「シャイニング」の衝撃 ③ [映画]
キューブリック監督の最もセンセーショナルな作品は「時計仕掛けのオレンジ」だ。
その暴力的な描写は見るものを唖然とさせたが、同時に近未来を思わせるシュールなファッション感覚と映像のとりこになった人も多いだろう。わたしはとりこにこそならなかったものの、スタンリー・キューブリックという映像作家の特異性を大いに実感した。それは「シャイニング」において更に再確認させられることになる。
映画の中の恐怖を呼び起こすさまざまな仕掛けは、時にシュールでありユニークでもある。
同じ文句を延々とタイプした原稿の束。
狂気に触れる瞬間でありながら、なぜか笑いそうになるシーンだ。
クライマックス、ホテルに巣食う亡霊たちがそこかしこに現れる。ところが彼らは人を驚かすために現れたようには見えない。それどころか、ふざけているように見える。気ぐるみの男(?)と二枚目の男が抱き合う。額から血を流した男がウイスキーの入ったグラスをかかげて微笑む。まったくふざけていて、シュールなのだが、そのわけのわからなさが言いようのない恐怖を誘う。
こういう映像はどこかシンディ・シャーマンの写真に似ている。
シュールで不気味な感覚。
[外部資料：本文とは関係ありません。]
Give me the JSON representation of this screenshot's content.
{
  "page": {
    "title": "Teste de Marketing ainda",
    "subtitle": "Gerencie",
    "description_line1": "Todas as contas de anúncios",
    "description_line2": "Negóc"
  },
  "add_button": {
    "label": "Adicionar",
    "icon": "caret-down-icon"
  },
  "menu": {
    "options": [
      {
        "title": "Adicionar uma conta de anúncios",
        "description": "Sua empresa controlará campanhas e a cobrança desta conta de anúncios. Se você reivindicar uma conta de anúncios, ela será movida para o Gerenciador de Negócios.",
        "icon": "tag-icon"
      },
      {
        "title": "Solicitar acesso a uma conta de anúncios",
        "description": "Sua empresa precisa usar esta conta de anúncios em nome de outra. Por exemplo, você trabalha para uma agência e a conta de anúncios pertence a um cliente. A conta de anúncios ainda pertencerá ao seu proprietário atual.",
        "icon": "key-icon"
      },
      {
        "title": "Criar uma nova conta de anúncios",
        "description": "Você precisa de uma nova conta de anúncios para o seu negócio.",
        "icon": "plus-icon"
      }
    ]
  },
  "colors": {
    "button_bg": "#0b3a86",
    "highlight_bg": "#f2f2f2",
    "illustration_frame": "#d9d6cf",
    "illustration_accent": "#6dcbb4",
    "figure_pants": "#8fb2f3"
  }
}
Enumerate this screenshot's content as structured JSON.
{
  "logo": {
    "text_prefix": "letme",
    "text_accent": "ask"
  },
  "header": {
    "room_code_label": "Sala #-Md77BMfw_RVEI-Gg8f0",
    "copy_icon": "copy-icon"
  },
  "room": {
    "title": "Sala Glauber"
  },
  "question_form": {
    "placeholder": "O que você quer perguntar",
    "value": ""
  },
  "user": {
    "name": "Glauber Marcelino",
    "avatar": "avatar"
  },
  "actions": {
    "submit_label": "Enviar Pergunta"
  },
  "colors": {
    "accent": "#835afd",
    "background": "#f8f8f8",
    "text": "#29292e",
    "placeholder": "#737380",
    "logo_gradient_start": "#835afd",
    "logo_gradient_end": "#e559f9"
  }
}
ユニークでありながら、取りつくことができず奈落の底に落とされるような怖さ。
これこそ、映像作家キューブリックの真骨頂であることは間違いない。
次回は個人的に気に入っている場面の一つを紹介します。
はじめまして、hamaと申します。
鯉三さんのブログに出てきた映画の話で「シャイニング」と「ザ・コミットメンツ」は原作は過去に読んでいるのですが映画のほうはまだ観てないです。
これを読んで「シャイニング」、さっそくレンタルしに行きたくなりました(笑)
キューブリックといえば、学生の時に観た「時計仕掛けのオレンジ」が衝撃的で「シャイニング」を遠ざけていた原因のようです。
(「アイズ・ワイド・シャット」はなんだかなぁ?でしたが)
by hama (2006-03-07 22:54)
nice!、ありがとうございます。
「シャイニング」「ザ・コミットメンツ」ともに、原作を読んでいません。今度読んでみようと思っています。原作と映画は本来別物だと思いますが、いい原作、いい映画であればどちらも触れておきたいものですね。珍しいものでは「蜘蛛女のキス」はたしか映画が先であったような…。とても印象に残った映画です。
「時計仕掛けのオレンジ」は高校生の時に見ました。正直つらかったです。当時はまだ子供でしたから(笑)。
by 鯉三 (2006-03-08 00:30)
「蜘蛛女のキス」! ←このタイトルを久しぶりに目にしてすごく嬉しくなりました!
10代のころ、その物語世界に引きずり込まれるように(笑)何度も繰り返し見ました。妖しくも切ない物語ですね。
これは原作も後からですが読みました。映画も原作も両方とも素晴らしいという好例ですね。
by hama (2006-03-08 09:16)
「蜘蛛女のキス」、不思議な映画でしたね。
主演のウィリアム・ハート(ホモの男役)の演技がよかったです。そして政治犯の男を演じた俳優さん、名前は忘れましたが、「アダムス・ファミリー」のお父さんでしたね。残念ながら10年ほど前に亡くなられたはずです。